Une copie du Fugitif divertissante mais mal réalisée

Après la trilogie du Transporteur, Taken est devenue la franchise la plus lucrative d’EuropaCorp. Il faut dire que le premier, même s’il avait été boudé par la presse lors de sa sortie en salles, avait tous les ingrédients pour être un divertissement sympathique : un héros charismatique, une mise en scène très énergique, de l’action à gogo… Des atouts que n’avait pas su reprendre convenablement la suite, se présentant alors comme un vulgaire copié-collé mollasson et bien trop invraisemblable du précédent long-métrage. De quoi appréhender ce Taken 3, concocté par la même équipe que le 2 et qui se vante de retrouver Liam Neeson en tête d’affiche après que ce dernier ait accepté un gros chèque de la part de la production. Un nouveau produit purement commercial estampillé EuropaCorp et bâclé jusqu’à la moelle ? Pas tant que cela !

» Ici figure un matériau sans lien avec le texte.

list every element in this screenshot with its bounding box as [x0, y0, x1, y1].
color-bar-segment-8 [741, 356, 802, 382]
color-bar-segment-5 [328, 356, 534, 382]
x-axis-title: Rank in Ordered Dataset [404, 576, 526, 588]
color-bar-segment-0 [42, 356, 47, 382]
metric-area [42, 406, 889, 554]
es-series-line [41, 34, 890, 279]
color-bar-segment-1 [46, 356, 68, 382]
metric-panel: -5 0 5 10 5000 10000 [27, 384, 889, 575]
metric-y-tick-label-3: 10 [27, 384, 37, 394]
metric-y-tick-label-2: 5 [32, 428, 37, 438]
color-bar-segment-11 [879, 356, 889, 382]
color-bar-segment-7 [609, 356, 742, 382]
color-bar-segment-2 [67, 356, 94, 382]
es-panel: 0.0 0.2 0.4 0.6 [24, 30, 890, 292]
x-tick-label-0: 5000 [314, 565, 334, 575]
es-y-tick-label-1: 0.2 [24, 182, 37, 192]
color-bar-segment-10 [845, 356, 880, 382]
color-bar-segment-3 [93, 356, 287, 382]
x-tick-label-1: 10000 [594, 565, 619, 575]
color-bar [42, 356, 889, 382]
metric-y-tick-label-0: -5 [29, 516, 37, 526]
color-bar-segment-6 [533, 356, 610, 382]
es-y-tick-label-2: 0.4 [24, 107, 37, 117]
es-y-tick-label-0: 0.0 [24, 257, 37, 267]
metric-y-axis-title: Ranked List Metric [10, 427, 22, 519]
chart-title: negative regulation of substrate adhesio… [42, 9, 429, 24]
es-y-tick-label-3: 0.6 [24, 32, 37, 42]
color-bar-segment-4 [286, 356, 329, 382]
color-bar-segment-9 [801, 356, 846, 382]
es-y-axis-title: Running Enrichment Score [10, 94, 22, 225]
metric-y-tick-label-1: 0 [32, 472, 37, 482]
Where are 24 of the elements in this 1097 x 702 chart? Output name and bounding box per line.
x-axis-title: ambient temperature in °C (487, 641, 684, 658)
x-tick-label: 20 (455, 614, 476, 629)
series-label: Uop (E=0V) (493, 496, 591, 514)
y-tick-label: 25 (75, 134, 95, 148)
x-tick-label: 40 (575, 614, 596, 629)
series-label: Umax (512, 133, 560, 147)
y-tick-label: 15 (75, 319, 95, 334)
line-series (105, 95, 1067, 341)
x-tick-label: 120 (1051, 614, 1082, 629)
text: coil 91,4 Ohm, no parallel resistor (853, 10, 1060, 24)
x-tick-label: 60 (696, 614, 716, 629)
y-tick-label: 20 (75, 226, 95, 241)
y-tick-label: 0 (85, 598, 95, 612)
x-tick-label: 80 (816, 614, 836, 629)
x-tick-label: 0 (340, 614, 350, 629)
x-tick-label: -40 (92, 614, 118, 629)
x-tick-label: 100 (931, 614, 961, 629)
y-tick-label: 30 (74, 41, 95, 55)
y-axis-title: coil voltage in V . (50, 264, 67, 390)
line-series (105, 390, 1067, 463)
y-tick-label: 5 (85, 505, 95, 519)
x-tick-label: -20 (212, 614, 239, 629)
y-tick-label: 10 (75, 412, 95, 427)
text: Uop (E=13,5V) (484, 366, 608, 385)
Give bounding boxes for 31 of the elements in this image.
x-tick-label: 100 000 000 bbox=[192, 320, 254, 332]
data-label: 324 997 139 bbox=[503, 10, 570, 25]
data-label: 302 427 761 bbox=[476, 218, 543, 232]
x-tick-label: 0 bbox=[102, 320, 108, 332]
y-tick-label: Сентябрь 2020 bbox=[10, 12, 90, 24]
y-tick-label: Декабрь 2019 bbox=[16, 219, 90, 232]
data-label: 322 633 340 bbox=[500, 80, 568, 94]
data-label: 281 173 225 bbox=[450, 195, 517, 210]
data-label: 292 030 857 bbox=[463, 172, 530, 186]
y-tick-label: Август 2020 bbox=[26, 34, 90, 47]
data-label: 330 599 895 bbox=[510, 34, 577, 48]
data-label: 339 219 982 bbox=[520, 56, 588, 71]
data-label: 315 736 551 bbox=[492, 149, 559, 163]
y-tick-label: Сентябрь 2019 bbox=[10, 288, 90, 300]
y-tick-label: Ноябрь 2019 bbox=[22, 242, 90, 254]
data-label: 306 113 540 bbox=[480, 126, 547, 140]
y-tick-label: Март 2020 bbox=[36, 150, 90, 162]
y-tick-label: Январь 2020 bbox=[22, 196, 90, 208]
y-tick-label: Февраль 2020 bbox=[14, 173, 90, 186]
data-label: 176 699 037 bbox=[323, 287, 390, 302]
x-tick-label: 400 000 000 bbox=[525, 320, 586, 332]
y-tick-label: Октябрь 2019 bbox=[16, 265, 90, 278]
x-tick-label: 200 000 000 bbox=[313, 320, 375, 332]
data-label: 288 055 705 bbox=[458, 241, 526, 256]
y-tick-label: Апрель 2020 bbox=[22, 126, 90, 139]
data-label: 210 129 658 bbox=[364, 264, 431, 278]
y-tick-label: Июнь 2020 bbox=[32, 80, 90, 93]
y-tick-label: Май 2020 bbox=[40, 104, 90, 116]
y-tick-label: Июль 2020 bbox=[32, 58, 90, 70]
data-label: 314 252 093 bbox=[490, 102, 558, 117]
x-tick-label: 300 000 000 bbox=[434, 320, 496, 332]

La première cible des cinéphiles purs et durs sera sans nul doute le scénario, comme toute production Besson. En même temps, comment ne pas pester devant autant de clichés, d’invraisemblances et de manque d’originalité et d’âme ? C’est sûr que de ce point de vue-là, les Taken sont de très mauvais films. Mais jamais un opus n’a prétendu être autre chose qu’un divertissement. Il suffit de voir le premier film, qui faisait rapidement entrer le spectateur dans le feu de l’action sans que celui-ci ait le temps de reprendre son souffle. Alors ne blâmer pas Taken 3 pour son script dit « bidon », il n’a nullement l’intention d’être à la hauteur d’un Shakespeare. Juste l’ambition de divertir, ni plus ni moins, et il s’en sort pas trop mal grâce à son concept : ne pas reprendre la trame scénaristique du premier film (pays étranger, enlèvement, le héros tue tout le monde et sauve ses proches), chose qu’avait fait le 2. Taken 3 fait partir la franchise sur de nouvelles bases et c’est plutôt rafraîchissant. Alors oui, le film se présente comme une pâle copie du Fugitif (et pas dans les plus petits détails), recycle pas mal de séquences issues d’autres divertissements (dont un final qui rappelle celui du Transporteur 2) et ne cachent pas ses invraisemblances même vis-à-vis de la saga (le fait d’avoir un Stuart rajeuni par rapport au premier Taken). Mais il remplit son cahier des charges en livrant au public une enquête simple et entraînante à suivre, tout en s’intéressant aux personnages et rendant leurs enjeux plus intéressants à suivre. Sans oublier quelques références bienvenues aux autres opus, comme la réplique "Bonne chance !". Chose que Taken 2 n’avait pas réussi à faire, et c’est déjà ça !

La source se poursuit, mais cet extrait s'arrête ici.